Maalouf conta que em 1099 o cádi de Damasco Abu-Saad al-Harawi (que teria feito a primeira chamada ao jihad), ao acolher os refugiados vindos da Palestina de onde foram expulsos pelos europeus, disse a eles que o muçulmano não deve se envergonhar de ter tido que fugir de sua casa. Maomé fora o primeiro refugiado do Islã, quando foi forçado a deixar Meca, buscando santuário em Medina. Nas palavras de Maalouf...

“E não fora a partir de seu exílio que lançara a Guerra Santa, o jihad, para libertar a pátria da idolatria? Os refugiados devem considerar-se os combatentes da Guerra Santa, os mujahidins por excelência, tão honrados no Islã que a imigração do Profeta [Maomé], a Hégira, foi escolhida como ponto de partida da era muçulmana” (4). O exílio chega ou chegava a ser visto como um imperativo, enquanto para alguns causava escândalo ver muçulmanos aceitarem viver em território ocupado. Segundo William Stoddart, o tão pouco discutido e muito mal compreendido conceito de Jihad, longe de ser a ferramenta preferida de fanáticos e animalizados muçulmanos, constitui uma peça que vai além do puro e simples combate ou tentativa de destruição...
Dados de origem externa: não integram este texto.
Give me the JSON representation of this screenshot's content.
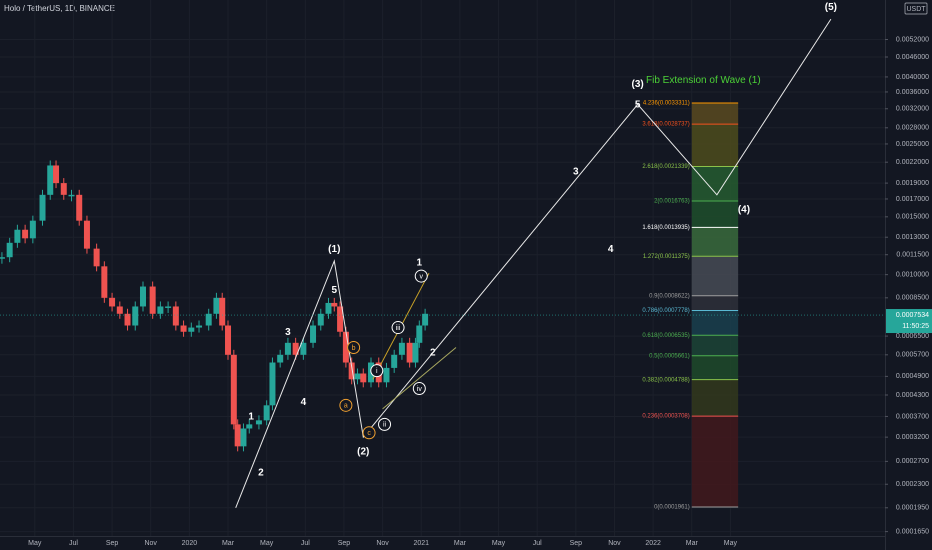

“Outro conceito islâmico muito conhecido é o de ‘guerra santa’ (Jihād). Esta se refere exteriormente à defesa da comunidade islâmica. Interior ou espiritualmente, refere-se à guerra oculta contra o eu. O profeta mostrou a relação destes dois aspectos da guerra santa quando, depois de uma batalha, observou aos seus companheiros: ‘Regressamos da guerra santa menor (contra os nossos inimigos externos) para a guerra santa maior (contra nós mesmos) ‘“ (5)

Notas:

1. Al-JABRI, Mohammed Abed. Introdução à Crítica da Razão Árabe. Roberto Leal Ferreira. São Paulo: Editora UNESP, 1997[1994].
2. SAID, Edward. Orientalismo. O Oriente Como Invenção do Ocidente. Tradução Tomás Rosa Bueno. São Paulo: Companhia das Letras, 1996[1978].
3. SAID, Edward (et alii). Entrevistas do Le Monde. Civilizações. Tradução Sergio Flaksman. São Paulo: Editora Ática, 1989. Pp. 184-189.
4. MAALOUF, Amin. As Cruzadas Vistas pelos Árabes. Tradução Pauline Alphene e Rogério Muoio. São Paulo: Editora Brasiliense, 2001[1983]. P. 13.
5. STODDART, William. O Sufismo. Doutrina Metafísica e Via Espiritual no Islão. Tradução Iva Vicente Flores. Edições 70, coleção Esfinge, 1976. P. 30.